While working at small rural hospital I was once again faced with the emergency physician’s dilemma.  Admitting  a patient and being told to write ‘holding orders.’  In the midst of a very busy department, I sat with a nurse who guided me through the ridiculously complex and counter-intuitive electronic orders system.  All this so that the admitting doctor wouldn’t have to log onto the computer, from home mind you, and trouble himself.  (Much less come in and see the patient old school…that would be sheer madness!)

Now look, I know I’m with the patient.  But that means I’ve already done the majority of the stuff that really matters.  The rest is housekeeping, and the domain of the patient’s personal admitting physician or hospitalist.  I don’t know when you like your repeat labs, how you like your prn medications, what you want for hypertension or really what antibiotic pathway you want to employ.  I don’t know when you want him up, or whether or not you want her to have a physical therapy consult.  I don’t know.  And ultimately, I don’t care.  In the same way as an orthopedic surgeon doesn’t really care about which oral hypoglycemic you recommend for his patient, or a psychiatrist which gallbladder imaging you prefer.

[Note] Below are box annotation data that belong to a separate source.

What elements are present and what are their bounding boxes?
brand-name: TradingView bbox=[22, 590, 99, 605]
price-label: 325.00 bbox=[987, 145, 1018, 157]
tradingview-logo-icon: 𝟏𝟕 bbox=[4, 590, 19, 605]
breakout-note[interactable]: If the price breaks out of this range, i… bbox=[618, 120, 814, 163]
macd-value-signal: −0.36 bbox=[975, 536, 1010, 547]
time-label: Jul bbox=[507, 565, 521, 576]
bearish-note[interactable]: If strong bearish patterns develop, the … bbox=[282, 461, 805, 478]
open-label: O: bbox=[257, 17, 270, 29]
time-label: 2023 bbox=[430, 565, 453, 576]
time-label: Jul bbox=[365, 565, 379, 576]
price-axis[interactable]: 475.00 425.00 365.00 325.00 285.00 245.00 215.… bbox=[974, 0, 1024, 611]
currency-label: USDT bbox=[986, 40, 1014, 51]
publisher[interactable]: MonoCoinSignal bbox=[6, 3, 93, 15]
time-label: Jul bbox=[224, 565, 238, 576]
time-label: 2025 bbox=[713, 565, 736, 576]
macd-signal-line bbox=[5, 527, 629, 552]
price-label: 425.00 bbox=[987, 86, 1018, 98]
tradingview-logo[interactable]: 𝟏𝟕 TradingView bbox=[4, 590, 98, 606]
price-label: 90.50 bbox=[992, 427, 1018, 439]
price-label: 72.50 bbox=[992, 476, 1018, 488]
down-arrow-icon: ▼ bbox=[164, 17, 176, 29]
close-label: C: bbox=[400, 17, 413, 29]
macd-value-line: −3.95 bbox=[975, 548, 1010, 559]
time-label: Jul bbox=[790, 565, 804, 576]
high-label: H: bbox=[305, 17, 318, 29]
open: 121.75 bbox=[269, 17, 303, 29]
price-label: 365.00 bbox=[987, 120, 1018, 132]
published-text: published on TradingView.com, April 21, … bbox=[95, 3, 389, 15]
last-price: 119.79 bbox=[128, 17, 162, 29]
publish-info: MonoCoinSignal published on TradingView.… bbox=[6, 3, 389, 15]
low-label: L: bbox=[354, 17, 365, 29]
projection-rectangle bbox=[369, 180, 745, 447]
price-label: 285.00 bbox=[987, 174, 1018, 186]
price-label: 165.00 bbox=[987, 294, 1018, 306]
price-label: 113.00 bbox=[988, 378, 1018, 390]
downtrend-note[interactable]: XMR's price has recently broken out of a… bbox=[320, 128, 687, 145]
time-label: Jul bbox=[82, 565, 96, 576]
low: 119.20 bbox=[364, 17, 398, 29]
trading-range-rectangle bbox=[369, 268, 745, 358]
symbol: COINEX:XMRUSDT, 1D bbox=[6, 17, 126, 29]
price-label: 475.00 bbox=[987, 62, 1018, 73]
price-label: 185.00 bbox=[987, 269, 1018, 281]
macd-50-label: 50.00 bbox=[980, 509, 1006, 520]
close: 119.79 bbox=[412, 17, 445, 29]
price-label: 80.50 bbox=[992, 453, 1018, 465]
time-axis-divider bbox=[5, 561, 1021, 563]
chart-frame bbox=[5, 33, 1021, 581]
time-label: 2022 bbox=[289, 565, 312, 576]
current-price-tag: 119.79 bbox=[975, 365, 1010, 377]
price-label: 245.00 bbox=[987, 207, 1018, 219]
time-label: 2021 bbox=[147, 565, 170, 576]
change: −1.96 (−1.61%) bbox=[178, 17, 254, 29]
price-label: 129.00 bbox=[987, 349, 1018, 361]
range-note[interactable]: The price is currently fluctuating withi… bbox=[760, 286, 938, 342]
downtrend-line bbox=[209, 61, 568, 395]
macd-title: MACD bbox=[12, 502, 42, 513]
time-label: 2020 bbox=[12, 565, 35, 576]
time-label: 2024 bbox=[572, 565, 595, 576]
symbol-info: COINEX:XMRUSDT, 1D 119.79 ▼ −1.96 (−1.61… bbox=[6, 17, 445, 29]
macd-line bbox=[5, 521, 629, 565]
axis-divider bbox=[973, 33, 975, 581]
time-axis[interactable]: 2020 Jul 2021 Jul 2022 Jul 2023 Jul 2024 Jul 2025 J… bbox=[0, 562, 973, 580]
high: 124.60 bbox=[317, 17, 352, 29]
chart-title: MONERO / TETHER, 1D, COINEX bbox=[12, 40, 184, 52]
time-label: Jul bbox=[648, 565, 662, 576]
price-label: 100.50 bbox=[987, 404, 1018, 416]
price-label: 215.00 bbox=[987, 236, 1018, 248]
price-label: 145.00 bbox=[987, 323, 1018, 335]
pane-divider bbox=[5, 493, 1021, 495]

It is 2015.  We have telemedicine.  Physicians remotely, hundreds of miles away, read our CT scans and others tell us (also from vast distances) to give thrombolytic drugs.  The Internet makes medicine possible from your bed…at night…naked if you like.

It makes no sense for me to read X-rays because it’s after 5 PM and radiologists get tired.  And it makes even less sense for me to write admitting orders for patients, when 1) I’m not trained to do it and 2) you’ll do it much better than I will and 3) you will be the one caring for them, and the one who should care most about what things are ordered.  Convenience and comfort aside.

I’m not longer an intern or resident.  Write your own admitting orders.  I already did the work-up.